Alex kembali menyamarkan perhatiannya dengan alasan profesionalisme, dan Sekar mengerti permainan itu. Itu adalah cara Alex menunjukkan kepedulian tanpa harus mengakui perasaannya.
"Baiklah. Demi reputasi ATEEA," kata Sekar, mengambil tas kecilnya dan ponselnya lalu keluar dari mobilnya. "Saya akan ikut dengan mobil Anda. Jangan harap saya akan bercerita tentang 'inspirasi artistik' saya malam ini."

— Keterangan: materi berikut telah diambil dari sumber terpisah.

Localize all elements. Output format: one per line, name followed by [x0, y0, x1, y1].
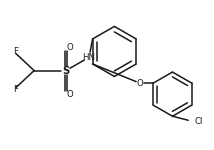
Text: F: F [14, 47, 19, 56]
Text: HN: HN [83, 53, 95, 62]
Text: Cl: Cl [195, 117, 203, 126]
Text: O: O [136, 79, 143, 88]
Text: F: F [14, 85, 19, 94]
Text: O: O [66, 43, 73, 52]
Text: S: S [62, 66, 69, 76]
Text: O: O [66, 90, 73, 99]
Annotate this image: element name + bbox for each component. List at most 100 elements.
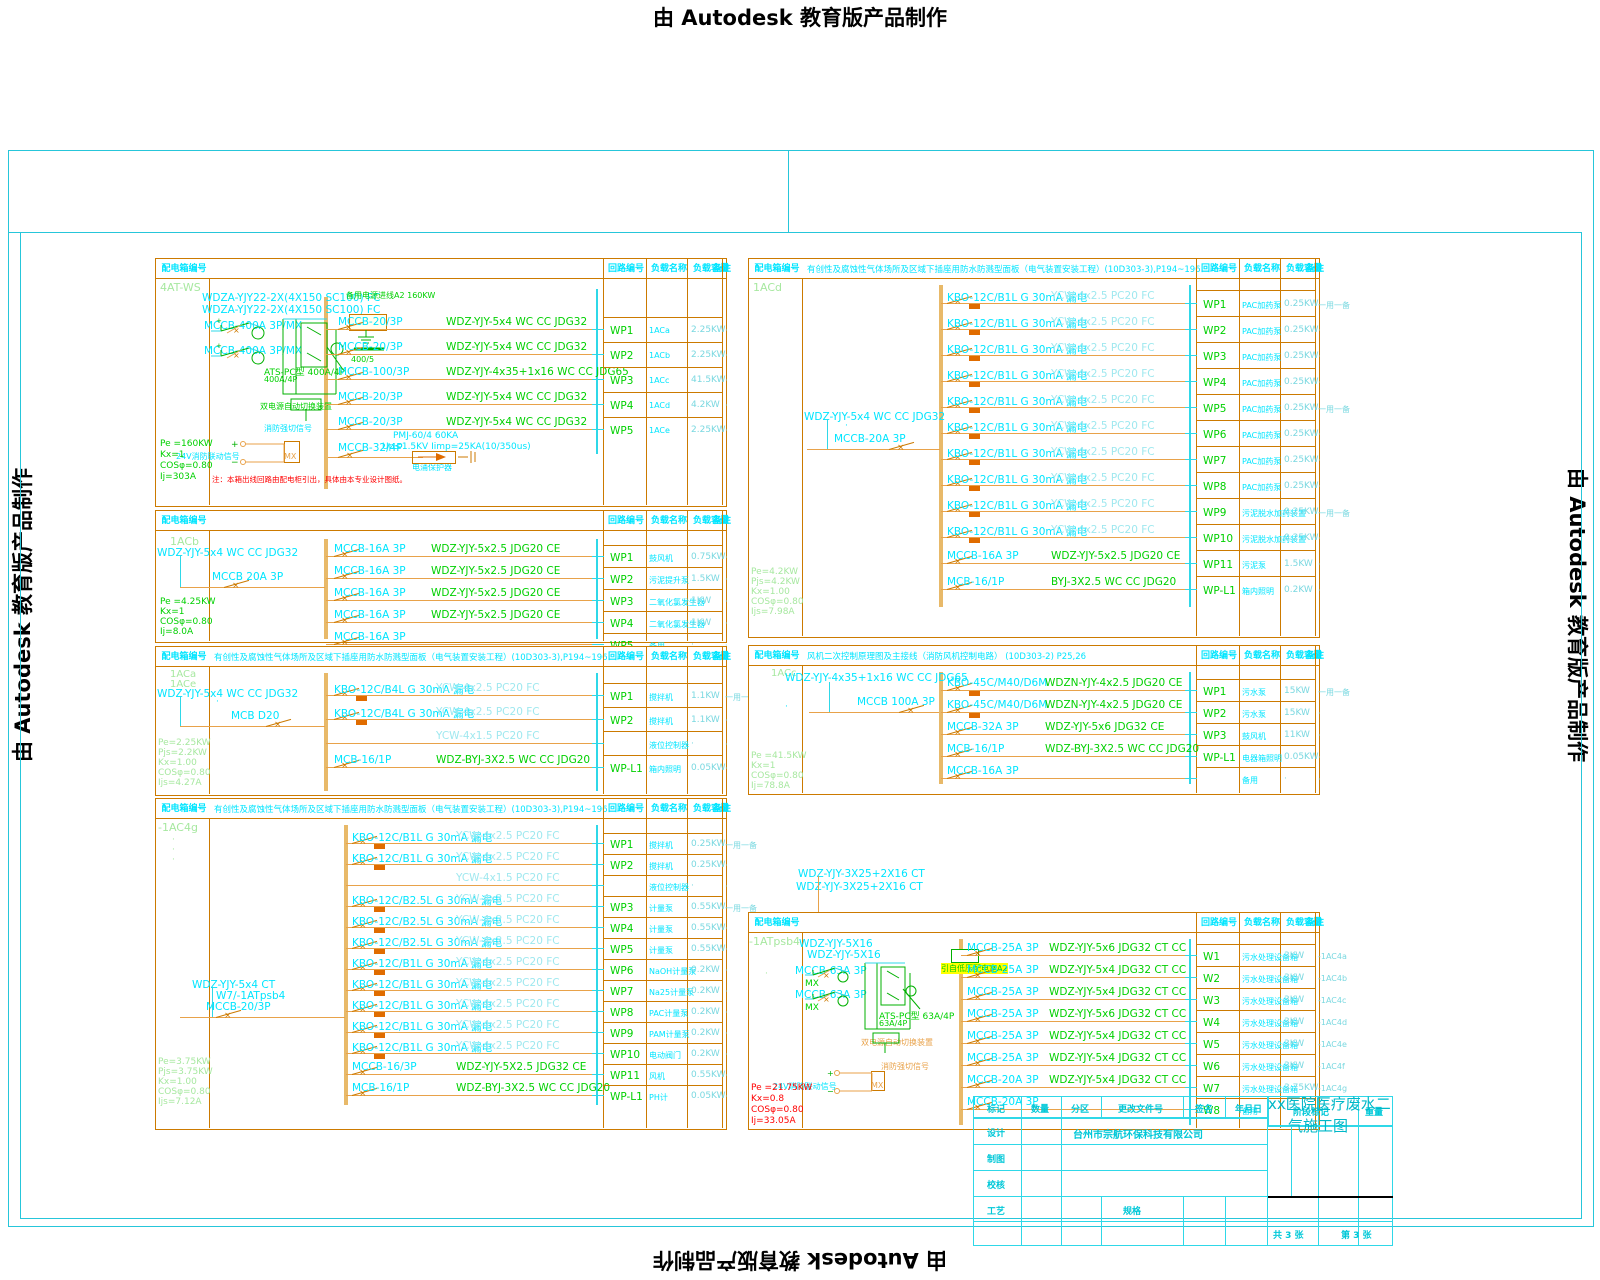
col-header-loadname: 负载名称	[650, 652, 687, 662]
bus-tick	[592, 354, 604, 355]
circuit-number: W2	[1203, 973, 1221, 985]
tb-row-draw: 制图	[987, 1155, 1006, 1165]
bus-tick	[1185, 1043, 1197, 1044]
breaker-label: MCCB-16A 3P	[947, 765, 1019, 777]
breaker-label: MCCB-16A 3P	[334, 543, 406, 555]
col-div-1	[802, 932, 803, 1128]
total-ij: Ij=78.8A	[751, 781, 790, 791]
remark-cell: ·	[1318, 560, 1321, 569]
tb-stage: 阶段标记	[1293, 1108, 1330, 1118]
load-name: PH计	[649, 1093, 668, 1102]
row-separator	[1196, 1098, 1316, 1099]
remark-cell: ·	[725, 426, 728, 435]
load-capacity: 3KW	[1284, 973, 1305, 983]
breaker-x-mark: ×	[359, 900, 367, 910]
load-name: NaOH计量泵	[649, 967, 697, 976]
row-separator	[1196, 988, 1316, 989]
col-div-3	[1239, 646, 1240, 793]
col-header-loadcap: 负载容量	[692, 652, 729, 662]
kwh-meter-box	[349, 314, 387, 331]
mx-coil-label: MX	[284, 452, 297, 461]
load-name: 箱内照明	[1242, 587, 1274, 596]
rcd-module-symbol	[969, 538, 980, 543]
breaker-x-mark: ×	[341, 572, 349, 582]
cable-spec-label: WDZ-BYJ-3X2.5 WC CC JDG20	[456, 1082, 611, 1094]
row-separator	[1196, 1054, 1316, 1055]
row-separator	[1196, 342, 1316, 343]
main-breaker: MCCB-20A 3P	[834, 433, 906, 445]
circuit-number: WP1	[610, 325, 634, 337]
cable-spec-label: WDZ-YJY-5X2.5 JDG32 CE	[456, 1061, 587, 1073]
load-capacity: 0.25KW	[1284, 351, 1319, 361]
total-kx: Kx=1	[160, 607, 185, 617]
feeder-line	[326, 354, 596, 355]
col-header-circuit: 回路编号	[607, 516, 644, 526]
feeder-line	[941, 712, 1189, 713]
remark-cell: ·	[1318, 430, 1321, 439]
circuit-number: WP6	[1203, 429, 1227, 441]
load-capacity: 1KW	[691, 618, 712, 628]
tb-row-check: 校核	[987, 1181, 1006, 1191]
load-capacity: 11KW	[1284, 730, 1310, 740]
feeder-line	[346, 906, 596, 907]
bus-tick	[1185, 537, 1197, 538]
main-breaker: MCCB 100A 3P	[857, 696, 935, 708]
breaker-x-mark: ×	[359, 921, 367, 931]
col-div-1	[209, 278, 210, 505]
spd-rating: Up≤1.5KV Iimp=25KA(10/350us)	[382, 442, 531, 452]
mx-coil-label: MX	[871, 1081, 884, 1090]
row-separator	[603, 683, 723, 684]
tb-left-grid	[973, 1118, 1268, 1246]
rcd-module-symbol	[969, 382, 980, 387]
col-div-4	[1280, 913, 1281, 1128]
remark-cell: ·	[725, 764, 728, 773]
breaker-label: KBO-12C/B1L G 30mA 漏电	[947, 318, 1088, 330]
cable-spec-label: YCW-4x2.5 PC20 FC	[436, 682, 540, 694]
feeder-line	[961, 1087, 1189, 1088]
svg-text:−: −	[827, 1087, 834, 1095]
tb-right-header	[1268, 1096, 1393, 1126]
breaker-x-mark: ×	[954, 323, 962, 333]
panel-schedule-1ACa-1ACe: 配电箱编号 有创性及腐蚀性气体场所及区域下插座用防水防溅型面板（电气装置安装工程…	[155, 646, 757, 796]
total-ij: Ij=303A	[160, 472, 197, 482]
col-header-circuit: 回路编号	[1200, 651, 1237, 661]
schedule-header-row: 配电箱编号 风机二次控制原理图及主接线（消防风机控制电路） (10D303-2)…	[749, 646, 1324, 666]
row-separator	[603, 316, 723, 318]
total-cos: COSφ=0.80	[751, 771, 804, 781]
circuit-number: WP5	[1203, 403, 1227, 415]
col-header-circuit: 回路编号	[1200, 918, 1237, 928]
cable-spec-label: YCW-4x2.5 PC20 FC	[1051, 394, 1155, 406]
remark-cell: 一用一备	[1318, 688, 1350, 697]
breaker-x-mark: ×	[359, 942, 367, 952]
circuit-number: WP3	[1203, 351, 1227, 363]
main-breaker: MCB D20	[231, 710, 280, 722]
breaker-label: MCCB-16A 3P	[947, 550, 1019, 562]
col-div-5	[722, 647, 723, 794]
rcd-module-symbol	[374, 1033, 385, 1038]
feeder-line	[961, 955, 1189, 956]
remark-cell: 一用一备	[1318, 301, 1350, 310]
load-name: 污水处理设备箱	[1242, 1063, 1298, 1072]
breaker-x-mark: ×	[974, 993, 982, 1003]
breaker-label: MCCB-25A 3P	[967, 1008, 1039, 1020]
circuit-number: WP6	[610, 965, 634, 977]
col-header-source: 配电箱编号	[161, 652, 207, 662]
incoming-feed	[180, 587, 325, 588]
total-cos: COSφ=0.80	[751, 597, 804, 607]
bus-tick	[592, 600, 604, 601]
cable-spec-label: YCW-4x2.5 PC20 FC	[1051, 472, 1155, 484]
feeder-line	[941, 690, 1189, 691]
breaker-x-mark: ×	[359, 984, 367, 994]
incoming-source-note: 备用电源进线A2 160KW	[346, 291, 436, 300]
bus-tick	[592, 927, 604, 928]
tb-rh2	[1268, 1196, 1393, 1198]
breaker-label: MCB-16/1P	[947, 743, 1005, 755]
col-header-source: 配电箱编号	[754, 918, 800, 928]
load-capacity: ·	[691, 739, 694, 749]
load-name: 1ACc	[649, 376, 670, 385]
feeder-line	[326, 695, 596, 696]
breaker-x-mark: ×	[974, 1015, 982, 1025]
row-separator	[603, 707, 723, 708]
row-separator	[1196, 745, 1316, 746]
load-capacity: 3KW	[1284, 951, 1305, 961]
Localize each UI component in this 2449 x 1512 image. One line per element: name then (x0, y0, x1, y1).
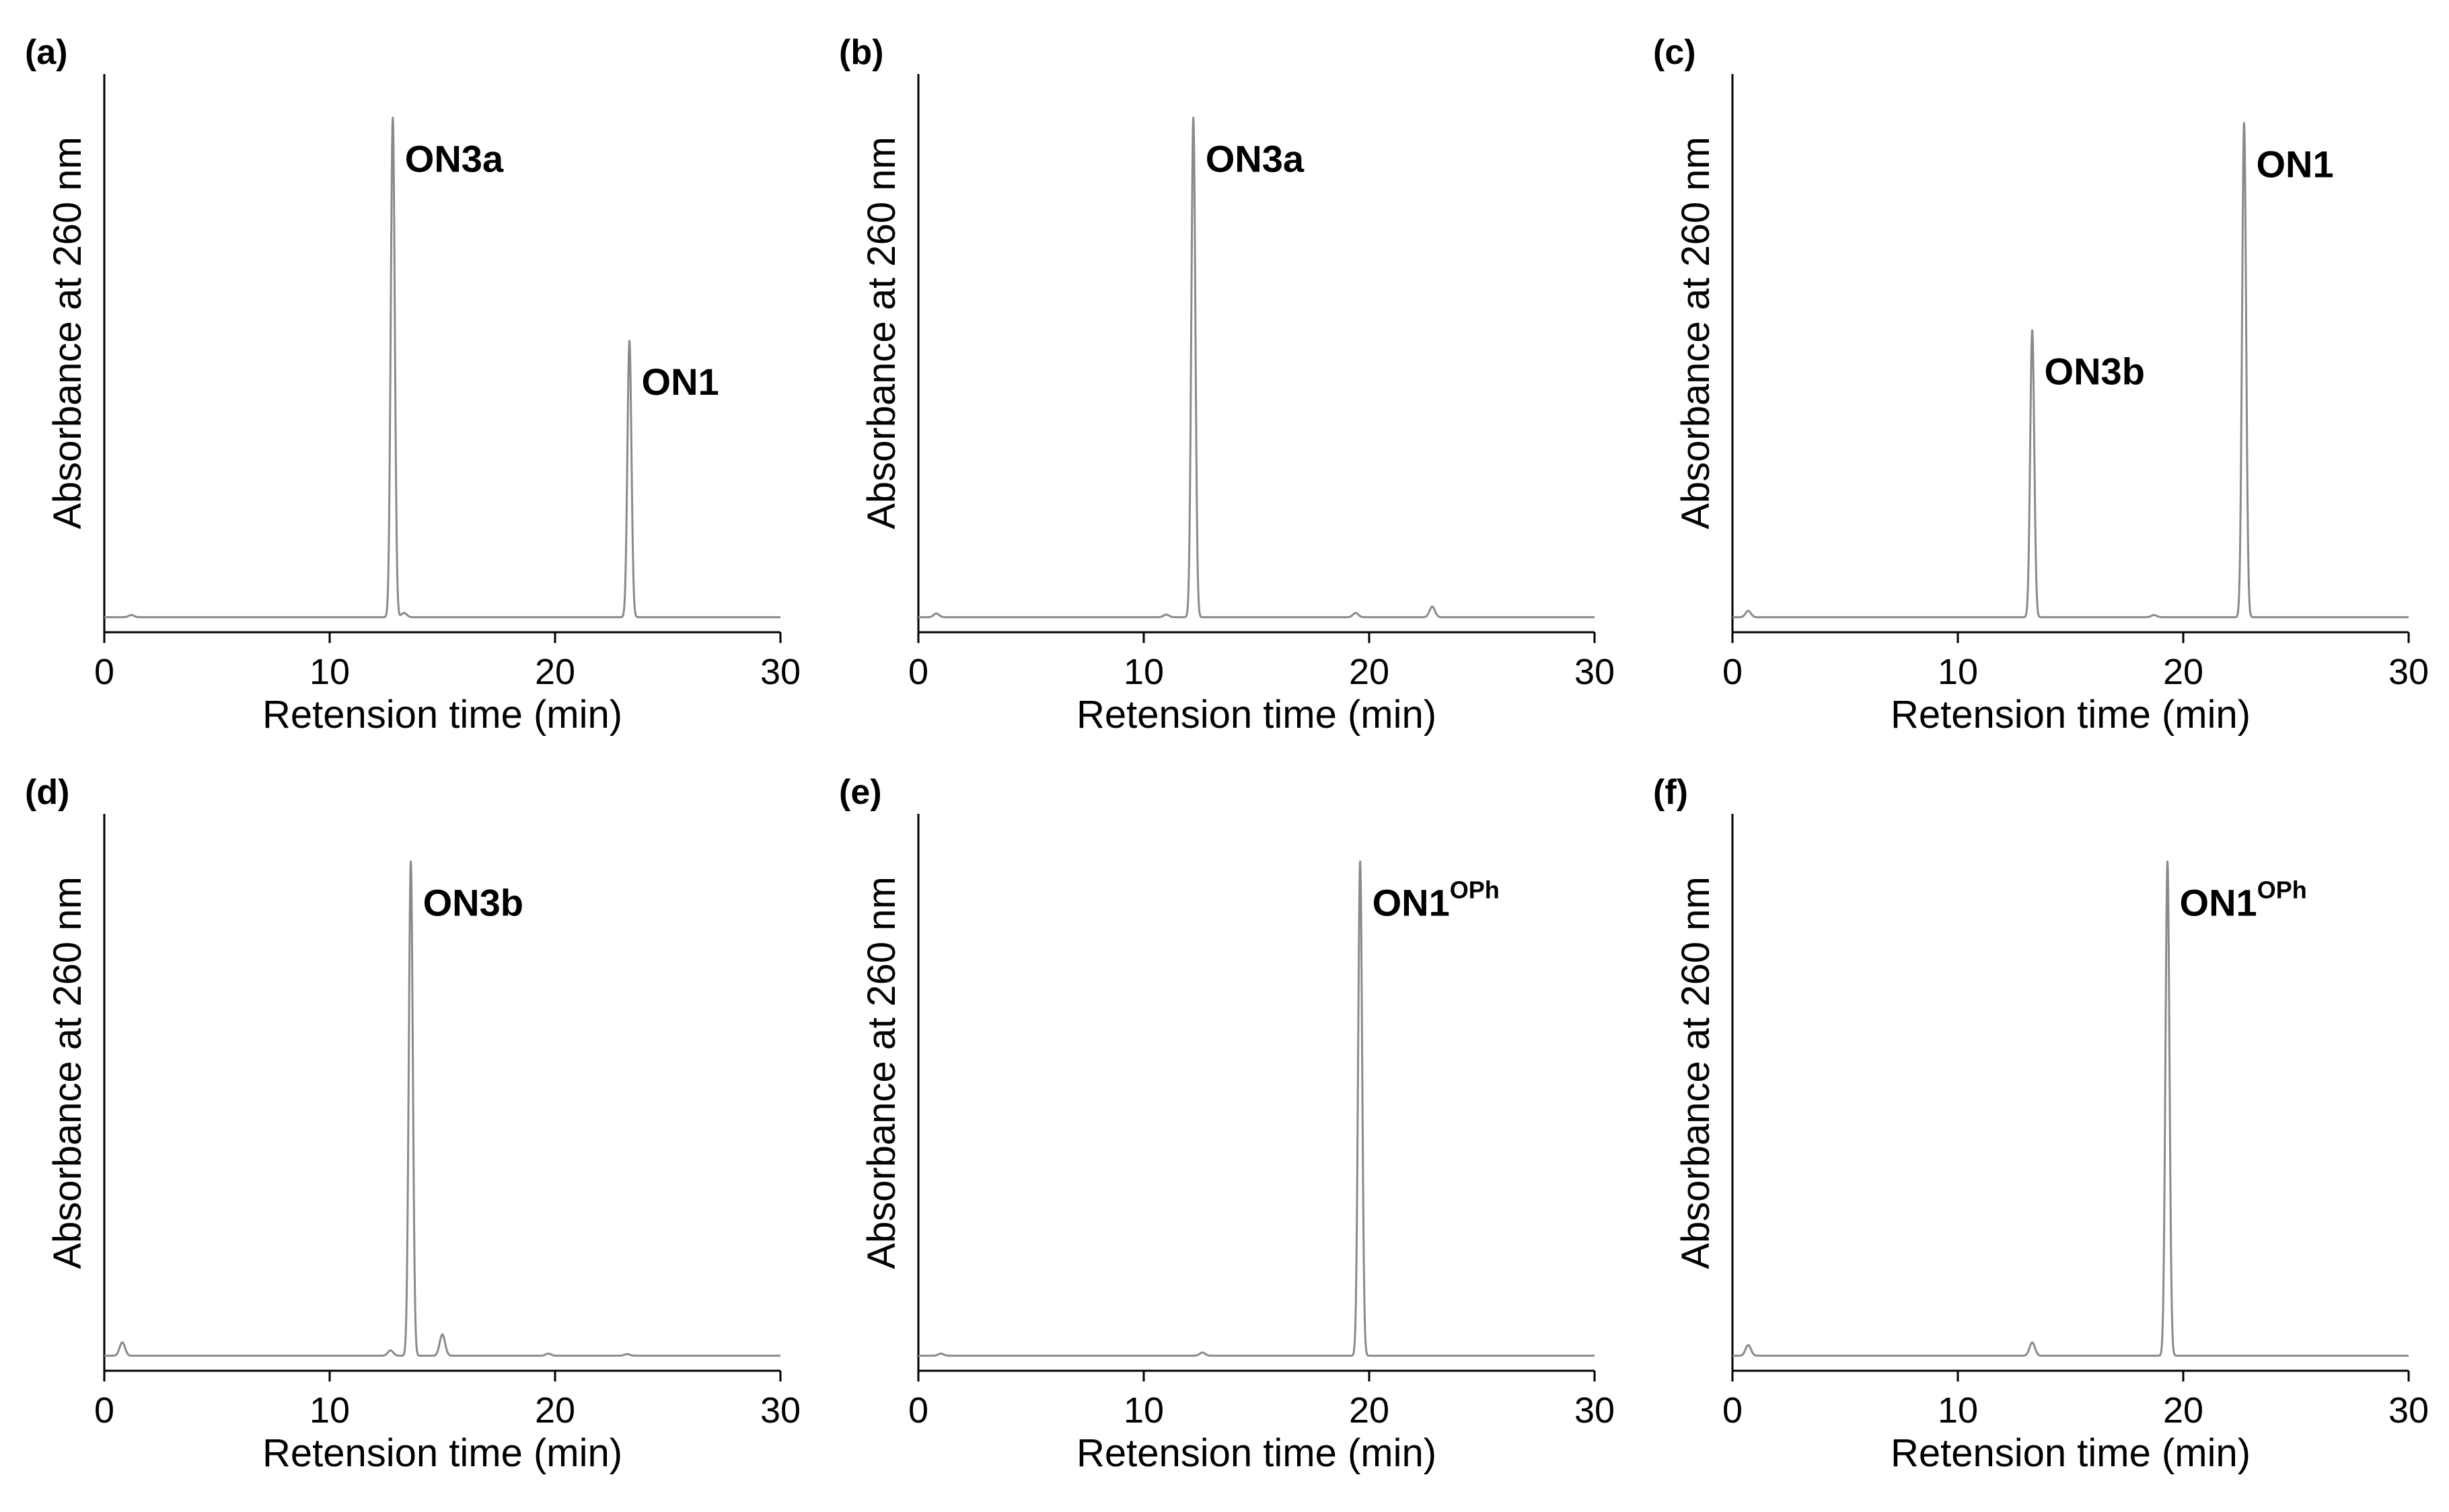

Sekar keluar dari mobilnya, tubuhnya menggigil karena dingin. Alex membuka pintu mobilnya, sebuah isyarat yang tetap ia lakukan meski penuh keengganan. Sekar segera masuk, menyandarkan tubuhnya ke kursi kulit yang hangat, mencuri pandang ke Alex yang masih di luar, menelepon timnya dengan suara rendah.
Saat Alex masuk ke mobilnya, suasana di antara mereka terasa tebal, dipenuhi sisa-sisa amarah dan rasa bersalah, namun diselubungi oleh sentuhan perhatian yang tak terduga. Mereka sekali lagi, berhadapan langsung.